Ottawa, Ontario (June 30, 2010) — The Honourable Chuck Strahl, Minister of Indian Affairs and Northern Development and Federal Interlocutor for Métis and Non-Status Indians, announced today that a bill enabling First Nations to fully capitalize on major commercial real estate opportunities on reserve land has received Royal Assent.
Bill C-24, the First Nations Certainty of Land Title Act, passed through Parliament with unanimous support from all parties. The bill amends the First Nations Commercial and Industrial Development Act to allow on-reserve commercial real estate projects to benefit from greater certainty of title.
“The Government of Canada is committed to overcoming barriers to economic development on reserve so that First Nations can enjoy the same opportunities for wealth creation as other Canadians,” said Minister Strahl. “These new amendments close an important regulatory gap that has so far hampered the development of large commercial real estate projects on reserve land.”
The new amendments will allow First Nations to request that their on-reserve commercial real estate projects benefit from a property rights regime, including a land title system and title assurance fund, identical to the provincial regime off the reserve. The certainty of land title granted by such a regime would increase investor confidence, making the value of the property comparable with similar developments off the reserve.
The Squamish Nation, a strong supporter of the bill, already has plans to make use of the amendments to build condominium units on reserve land in West Vancouver.

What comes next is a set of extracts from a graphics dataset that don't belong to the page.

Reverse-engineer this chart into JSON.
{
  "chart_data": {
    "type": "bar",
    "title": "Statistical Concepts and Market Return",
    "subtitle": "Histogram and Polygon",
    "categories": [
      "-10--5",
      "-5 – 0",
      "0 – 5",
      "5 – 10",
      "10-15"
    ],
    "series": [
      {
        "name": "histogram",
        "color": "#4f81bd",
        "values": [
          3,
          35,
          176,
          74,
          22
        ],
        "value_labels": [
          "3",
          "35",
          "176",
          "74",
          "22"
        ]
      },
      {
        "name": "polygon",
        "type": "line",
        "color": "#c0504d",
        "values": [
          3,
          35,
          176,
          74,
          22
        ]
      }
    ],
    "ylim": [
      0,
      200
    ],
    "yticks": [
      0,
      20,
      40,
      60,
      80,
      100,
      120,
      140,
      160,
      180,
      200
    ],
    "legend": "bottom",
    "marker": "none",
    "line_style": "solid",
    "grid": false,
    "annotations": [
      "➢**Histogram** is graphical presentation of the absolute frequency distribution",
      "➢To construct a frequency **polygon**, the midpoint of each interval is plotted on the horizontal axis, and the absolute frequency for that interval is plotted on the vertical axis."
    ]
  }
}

“We believe that utilizing tools such as the amended First Nations Commercial and Industrial Development Act will enable us to compete for investment on a level playing field with our neighbours,” said Squamish Nation Chief Gibby Jacob. “The amendments will also support economic growth and job creation to the benefit of our membership and the entire regional economy.”
These amendments are in keeping with the Government's Federal Framework for Aboriginal Economic Development, which aims to increase opportunities for partnership-based economic development projects. An important step in reaching this goal is to enhance the value of Aboriginal assets by addressing legislative and regulatory barriers to Aboriginal economic development.